During this time, many college communities are faced with challenges and uncertainty. Academic schedules have been disrupted and students, faculty, and staff have had to adapt to different forms of distance learning and working. In times of emotional distress, many students report that they would reach out to campus professionals such as professors (24%) and academic advisors (23%) (Healthy Minds Study, 2019). Below are some recommendations for supporting your students and campus community during this period of remote learning:

  • JED’s You Can Help Trainings for college professionals assist with identifying and supporting those who may be struggling with a mental health challenge. Accompanying each of these presentations are discussion guides as well as assessment tools to measure learning outcomes.
  • As part of JED’s Love is Louder project, we’ve created the Love is Louder Action Center to provide resources and tips for taking care of physical and mental health, and supporting each other during this time of uncertainty.
  • Seize The Awkward tips and resources around maintaining mental health during the coronavirus and connecting with friends and family.
  • JED POV on Mental Health Services
  • JED webinar for faculty on Managing Stress During Distance Learning.
  • Mental Health, Higher Education, and COVID-19: Strategies for Leaders to Support Campus Well-Being
  • Communications should be clear, simple and direct while acknowledging how challenging this period is for students, their families, faculty and staff. Emphasize to students that they are not alone; this is a new context for all of us. See an example from JED Campus school Colorado College here. School websites should be frequently updated with relevant information. 
  • Make clear the health care resources that are available for students who are in need of services at this time.
  • Give suggestions to students for finding needed resources–e.g. food, shelter, safety. Some campuses have food banks or may be setting them up for students who live around campus and have lost employment. Also have contacts and resources ready for students who are concerned about loans or employment, and career guidance for those graduating.
  • Establish a line of communication for parents/guardians and students who may have questions/concerns.

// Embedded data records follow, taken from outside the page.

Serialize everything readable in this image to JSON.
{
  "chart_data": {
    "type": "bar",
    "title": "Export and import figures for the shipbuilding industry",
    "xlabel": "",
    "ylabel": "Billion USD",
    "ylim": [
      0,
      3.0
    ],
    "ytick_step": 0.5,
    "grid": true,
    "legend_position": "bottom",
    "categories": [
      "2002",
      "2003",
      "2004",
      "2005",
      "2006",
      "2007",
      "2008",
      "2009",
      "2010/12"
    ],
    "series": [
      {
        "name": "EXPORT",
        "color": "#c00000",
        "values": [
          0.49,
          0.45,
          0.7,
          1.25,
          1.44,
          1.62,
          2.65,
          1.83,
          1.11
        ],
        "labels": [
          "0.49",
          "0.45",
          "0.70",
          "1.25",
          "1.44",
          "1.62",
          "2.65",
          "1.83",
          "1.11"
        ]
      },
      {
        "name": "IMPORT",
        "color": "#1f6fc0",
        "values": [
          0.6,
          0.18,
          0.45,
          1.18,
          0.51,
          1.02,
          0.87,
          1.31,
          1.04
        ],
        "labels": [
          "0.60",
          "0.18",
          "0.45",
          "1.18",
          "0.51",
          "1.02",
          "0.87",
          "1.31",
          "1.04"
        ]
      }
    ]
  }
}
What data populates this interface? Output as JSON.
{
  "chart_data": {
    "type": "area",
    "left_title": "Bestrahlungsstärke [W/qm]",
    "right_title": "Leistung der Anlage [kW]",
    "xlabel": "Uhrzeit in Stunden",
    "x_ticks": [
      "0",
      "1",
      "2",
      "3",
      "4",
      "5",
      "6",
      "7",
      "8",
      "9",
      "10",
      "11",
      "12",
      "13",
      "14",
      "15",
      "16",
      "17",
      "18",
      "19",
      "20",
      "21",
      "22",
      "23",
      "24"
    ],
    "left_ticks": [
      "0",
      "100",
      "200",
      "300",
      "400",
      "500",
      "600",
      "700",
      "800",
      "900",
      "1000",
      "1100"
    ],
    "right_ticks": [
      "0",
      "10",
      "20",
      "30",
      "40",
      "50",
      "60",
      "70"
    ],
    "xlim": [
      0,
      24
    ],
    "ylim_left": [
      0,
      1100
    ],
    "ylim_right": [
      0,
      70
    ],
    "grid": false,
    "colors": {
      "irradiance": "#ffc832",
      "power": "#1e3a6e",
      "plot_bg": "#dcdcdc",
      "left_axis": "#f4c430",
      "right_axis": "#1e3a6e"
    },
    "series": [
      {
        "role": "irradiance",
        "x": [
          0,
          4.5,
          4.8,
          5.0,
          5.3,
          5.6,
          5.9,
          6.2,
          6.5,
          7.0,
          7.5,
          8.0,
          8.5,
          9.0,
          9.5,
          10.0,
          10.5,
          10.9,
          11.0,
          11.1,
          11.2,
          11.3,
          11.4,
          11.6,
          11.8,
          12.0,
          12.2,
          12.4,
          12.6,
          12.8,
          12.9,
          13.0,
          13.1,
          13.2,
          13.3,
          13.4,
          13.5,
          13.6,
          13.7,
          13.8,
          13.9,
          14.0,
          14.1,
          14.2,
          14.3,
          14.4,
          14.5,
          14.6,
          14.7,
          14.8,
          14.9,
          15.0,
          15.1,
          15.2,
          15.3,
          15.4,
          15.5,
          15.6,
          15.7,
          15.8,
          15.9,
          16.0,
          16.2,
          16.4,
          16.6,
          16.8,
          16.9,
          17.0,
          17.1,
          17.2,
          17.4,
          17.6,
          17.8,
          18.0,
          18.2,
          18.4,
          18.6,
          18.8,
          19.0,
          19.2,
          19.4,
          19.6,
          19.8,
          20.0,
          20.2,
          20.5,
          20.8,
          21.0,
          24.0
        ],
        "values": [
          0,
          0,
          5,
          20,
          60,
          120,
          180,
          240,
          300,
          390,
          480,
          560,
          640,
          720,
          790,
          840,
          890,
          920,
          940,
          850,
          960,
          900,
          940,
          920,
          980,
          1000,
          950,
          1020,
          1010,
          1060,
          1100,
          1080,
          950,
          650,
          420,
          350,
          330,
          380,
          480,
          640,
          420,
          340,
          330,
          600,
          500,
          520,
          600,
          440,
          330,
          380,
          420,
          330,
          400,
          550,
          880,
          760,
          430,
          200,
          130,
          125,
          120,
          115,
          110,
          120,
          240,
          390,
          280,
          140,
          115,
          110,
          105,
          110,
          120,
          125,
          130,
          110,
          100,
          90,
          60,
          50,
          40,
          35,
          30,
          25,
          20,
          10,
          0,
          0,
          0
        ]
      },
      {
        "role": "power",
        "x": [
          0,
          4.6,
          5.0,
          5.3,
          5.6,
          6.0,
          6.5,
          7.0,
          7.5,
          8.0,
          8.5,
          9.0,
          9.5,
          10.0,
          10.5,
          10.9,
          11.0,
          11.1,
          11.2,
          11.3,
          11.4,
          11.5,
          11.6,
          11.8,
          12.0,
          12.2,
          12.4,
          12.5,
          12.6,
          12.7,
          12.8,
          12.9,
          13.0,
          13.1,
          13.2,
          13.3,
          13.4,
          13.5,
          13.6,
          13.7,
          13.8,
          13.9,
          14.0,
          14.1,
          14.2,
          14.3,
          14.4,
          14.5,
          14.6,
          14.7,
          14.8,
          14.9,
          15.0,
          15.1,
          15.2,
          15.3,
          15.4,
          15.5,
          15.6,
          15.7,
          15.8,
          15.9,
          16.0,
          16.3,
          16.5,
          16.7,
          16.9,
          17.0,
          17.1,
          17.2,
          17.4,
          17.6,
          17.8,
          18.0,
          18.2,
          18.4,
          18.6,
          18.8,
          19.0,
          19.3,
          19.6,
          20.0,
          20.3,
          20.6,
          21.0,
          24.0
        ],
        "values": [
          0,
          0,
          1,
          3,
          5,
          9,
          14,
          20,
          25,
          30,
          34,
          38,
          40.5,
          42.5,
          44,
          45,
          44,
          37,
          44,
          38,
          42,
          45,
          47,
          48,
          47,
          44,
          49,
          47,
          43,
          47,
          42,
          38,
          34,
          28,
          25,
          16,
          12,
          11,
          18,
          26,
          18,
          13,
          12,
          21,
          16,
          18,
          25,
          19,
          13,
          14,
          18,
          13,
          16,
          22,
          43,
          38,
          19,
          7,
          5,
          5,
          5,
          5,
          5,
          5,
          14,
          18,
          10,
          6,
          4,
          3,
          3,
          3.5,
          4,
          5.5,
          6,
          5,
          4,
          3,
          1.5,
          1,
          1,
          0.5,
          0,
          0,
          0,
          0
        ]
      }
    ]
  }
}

For example, if students have difficulty connecting to one of their classes, who do they contact and is there help available?
  • Keep doing whatever is possible to facilitate ongoing mental health services via Zoom meetings, phone appointments, etc. Make it clear how virtual visits will be organized. Provide referral contacts to your institutions adapted mental health resources if needed.
  • Recognize that some students who are already struggling with significant mental health problems may be at higher risk with the upheaval of their normal life and that the majority of students will feel some heightened amounts of anxiety and depression. Regular check ins with students can help them know there is support for them and remind them of the resources available for their use.
  • Keep in mind that this transition can also be hard on staff/faculty and make sure to check in with them regularly as well as provide resources on caring for the caregivers.